With a shifty look, Kahlil folded his arms and focused his gaze somewhere around the belt of Dominia’s robe. “You don’t have to tell me if you don’t want to talk about it, but when your…wife”—it was admittedly bold for the man to even acknowledge her wife, considering the homophobic culture of the Hunters, which only widened her mind’s openness to his concern—“died, did you…I guess—do you think you’ll ever get over it? Losing her? Allah, I’m so stupid to ask… You won’t. You’re on a journey to resurrect her, right?” They both laughed together, hollowly; the boy removed his glasses to rub the bridge of his nose, to hide the red of his closing eyes. “But how do you go on? How do you even wake up in the morning?”
“I don’t,” she teased. “I wake up in the evening.”
In one tearful note that jerked his shoulders, Kahlil laughed behind his hand, and sympathetic Dominia considered touching him before she thought better of it. “I wake up because I have to,” she said. “Because it’s what Cassandra would want for me.”
“I don’t think Miki ever wanted anything for me… Hell, she never wanted me.”
A horrible feeling, that. “You can’t let yourself think something like that. She’s a prostitute, but she’s also a person, and it seems like she spent a lot of time with you. She talks fondly about you to me, anyway. You don’t know what she’s thought, what she’s wanted, while visiting you. I’ll bet she was just as happy to be with you as you were with her. But it’s not about you, what she’s doing. It’s about herself—what she believes, what she wants.” The General faltere
d, and realized she spoke to herself. Kahlil’s eyes had opened, and he watched her now from behind replaced glasses. Quietly, she told him, “You can’t let her decision to do this to herself ruin your whole life.”
“Probably too late.” The young man chuckled. Down the broad hall, the Lady-to-be rounded a corner with a trio of Bearers. On seeing Dominia, she gave a cry of delight. With a snort toward the sound, Kahlil turned back to the General and lowered his voice.
“I feel culpable in this, you know. She’s been brainwashed. She’s going to let these psycho women keep her captive and brainwash her more and more—take her whole life away, even cause her death. Are you going to let that happen?

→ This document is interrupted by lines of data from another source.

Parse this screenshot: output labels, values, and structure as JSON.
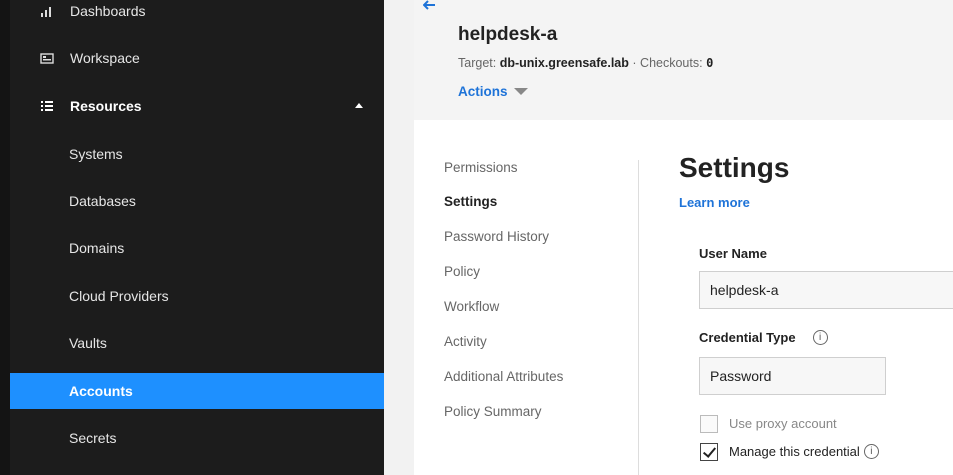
{
  "sidebar": {
    "items": [
      {
        "label": "Dashboards",
        "icon": "bar-chart-icon"
      },
      {
        "label": "Workspace",
        "icon": "workspace-icon"
      },
      {
        "label": "Resources",
        "icon": "list-icon",
        "expanded": true
      }
    ],
    "sub_items": [
      {
        "label": "Systems"
      },
      {
        "label": "Databases"
      },
      {
        "label": "Domains"
      },
      {
        "label": "Cloud Providers"
      },
      {
        "label": "Vaults"
      },
      {
        "label": "Accounts",
        "active": true
      },
      {
        "label": "Secrets"
      }
    ],
    "colors": {
      "background": "#1c1c1c",
      "active": "#1e90ff"
    }
  },
  "header": {
    "title": "helpdesk-a",
    "target_label": "Target:",
    "target_value": "db-unix.greensafe.lab",
    "separator": "·",
    "checkouts_label": "Checkouts:",
    "checkouts_value": "0",
    "actions_label": "Actions"
  },
  "subnav": {
    "items": [
      {
        "label": "Permissions"
      },
      {
        "label": "Settings",
        "current": true
      },
      {
        "label": "Password History"
      },
      {
        "label": "Policy"
      },
      {
        "label": "Workflow"
      },
      {
        "label": "Activity"
      },
      {
        "label": "Additional Attributes"
      },
      {
        "label": "Policy Summary"
      }
    ]
  },
  "settings": {
    "title": "Settings",
    "learn_more": "Learn more",
    "user_name_label": "User Name",
    "user_name_value": "helpdesk-a",
    "credential_type_label": "Credential Type",
    "credential_type_value": "Password",
    "use_proxy_label": "Use proxy account",
    "use_proxy_checked": false,
    "manage_label": "Manage this credential",
    "manage_checked": true,
    "accent_color": "#1e73d8"
  }
}
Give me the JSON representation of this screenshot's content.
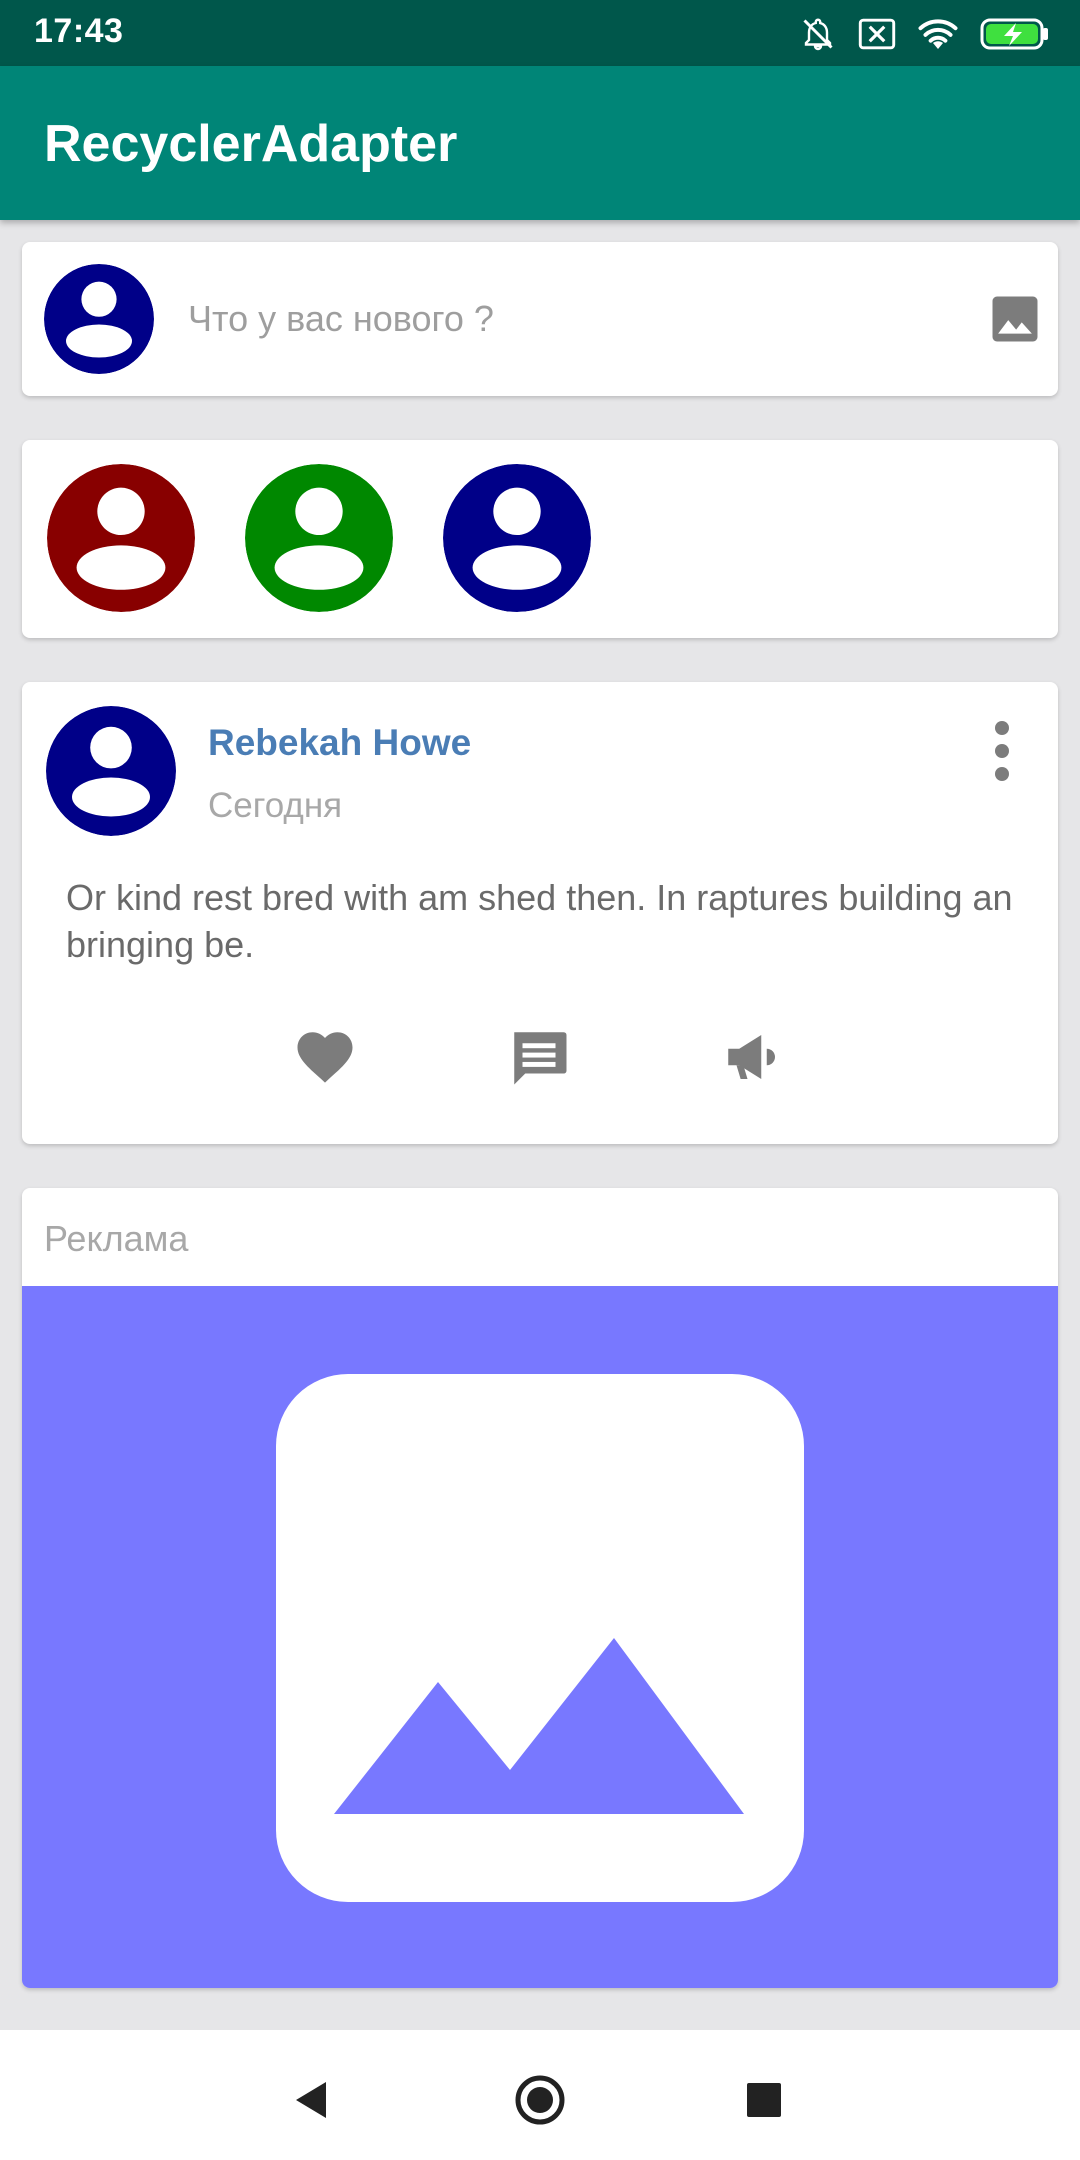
{
  "status_bar": {
    "time": "17:43",
    "icons": [
      "mute-bell-icon",
      "sim-off-icon",
      "wifi-icon",
      "battery-charging-icon"
    ]
  },
  "app_bar": {
    "title": "RecyclerAdapter"
  },
  "composer": {
    "placeholder": "Что у вас нового ?",
    "avatar_color": "#000088",
    "photo_icon": "image-icon"
  },
  "stories": [
    {
      "avatar_color": "#880000"
    },
    {
      "avatar_color": "#008800"
    },
    {
      "avatar_color": "#000088"
    }
  ],
  "post": {
    "author": "Rebekah Howe",
    "date": "Сегодня",
    "text": "Or kind rest bred with am shed then. In raptures building an bringing be.",
    "avatar_color": "#000088",
    "actions": [
      "like-icon",
      "comment-icon",
      "share-icon"
    ]
  },
  "ad": {
    "label": "Реклама",
    "background": "#7878ff"
  },
  "nav_bar": {
    "buttons": [
      "back-icon",
      "home-icon",
      "recents-icon"
    ]
  },
  "colors": {
    "status_bar": "#00574b",
    "app_bar": "#008577",
    "author_link": "#4a7db5",
    "icon_gray": "#808080"
  }
}
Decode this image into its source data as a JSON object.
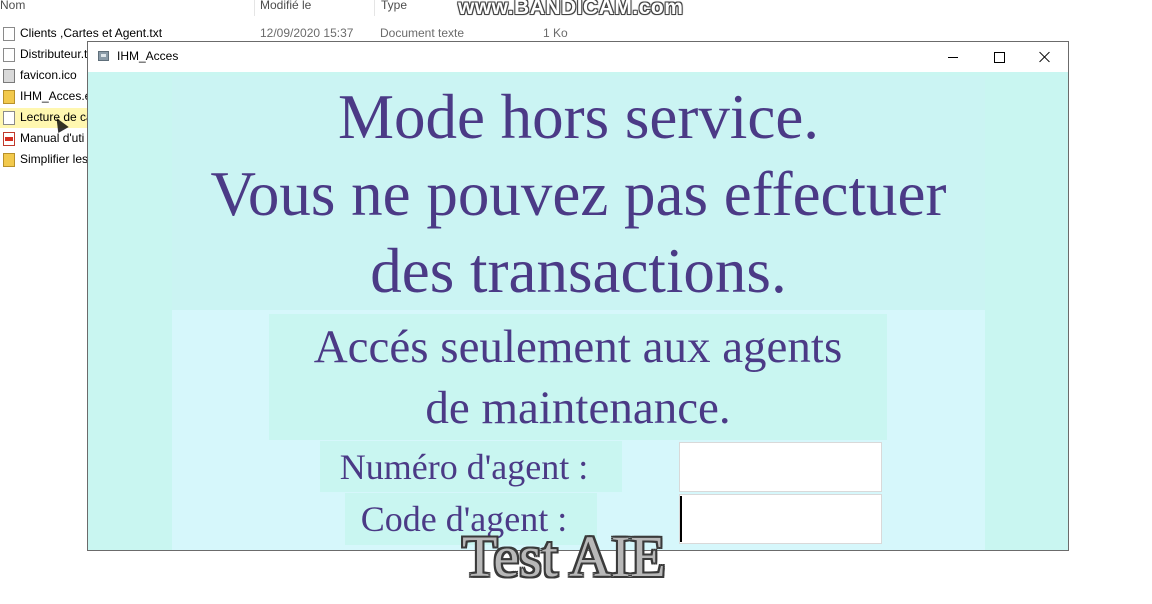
{
  "explorer": {
    "columns": {
      "name": "Nom",
      "modified": "Modifié le",
      "type": "Type"
    },
    "files": [
      {
        "name": "Clients ,Cartes et Agent.txt",
        "date": "12/09/2020 15:37",
        "type": "Document texte",
        "size": "1 Ko",
        "icon": "text-file-icon"
      },
      {
        "name": "Distributeur.t",
        "date": "",
        "type": "",
        "size": "",
        "icon": "text-file-icon"
      },
      {
        "name": "favicon.ico",
        "date": "",
        "type": "",
        "size": "",
        "icon": "ico-file-icon"
      },
      {
        "name": "IHM_Acces.e",
        "date": "",
        "type": "",
        "size": "",
        "icon": "exe-file-icon"
      },
      {
        "name": "Lecture de ca",
        "date": "",
        "type": "",
        "size": "",
        "icon": "text-file-icon"
      },
      {
        "name": "Manual d'uti",
        "date": "",
        "type": "",
        "size": "",
        "icon": "pdf-file-icon"
      },
      {
        "name": "Simplifier les",
        "date": "",
        "type": "",
        "size": "",
        "icon": "shortcut-file-icon"
      }
    ]
  },
  "watermark": "www.BANDICAM.com",
  "window": {
    "title": "IHM_Acces",
    "controls": {
      "minimize": "minimize-icon",
      "maximize": "maximize-icon",
      "close": "close-icon"
    }
  },
  "screen": {
    "out_of_service_lines": [
      "Mode hors service.",
      "Vous ne pouvez pas effectuer",
      "des transactions."
    ],
    "access_lines": [
      "Accés seulement aux agents",
      "de maintenance."
    ],
    "agent_number_label": "Numéro d'agent :",
    "agent_code_label": "Code d'agent :",
    "agent_number_value": "",
    "agent_code_value": ""
  },
  "caption": "Test AIE",
  "colors": {
    "text": "#4b3a86",
    "background": "#c9f6f1"
  }
}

Am I?”
“Ultimately”—the martyr adjusted her tone and expression to reflect excitement on Miki’s high-speed approach—“it’s her religion, her body, her decision… Hey, Miki!”
“Hey, girl, hey,” squealed the future Lady, blasting past Kahlil to throw her arms around the General’s neck. “Damn, you look fine in that kimono! What’s up, Kahlil?” She turned, still clinging to Dominia, to nod at the man.
“Just welcoming Dominia. I’ll let you two catch up. Be careful on your stay, General…who knows what these people will convince you to do.” With a disdainful glance for the Bearers, three older women who openly watched the Hunter’s tech guy as if at any second he might assault Miki, Kahlil ducked away from them and went down the hall from which Dominia had come.
“He’s just bitter”—Miki whispered to Dominia—“because he feels like I spurned him… He doesn’t understand. The problem with long-term clients. They always want to save you.”
Yeah: that was all Kahlil wanted. Just to save Miki, and to have that salvation rewarded by her love. Those shards of herself that the General found in him and his hopeless love inspired natural pity. What was infinitely more desirable about a woman whose love was somehow tainted? Why was that woman always worth so much more than all the honest women in the world, those gained at lesser cost? The General would never understand it, not in all the time she lived.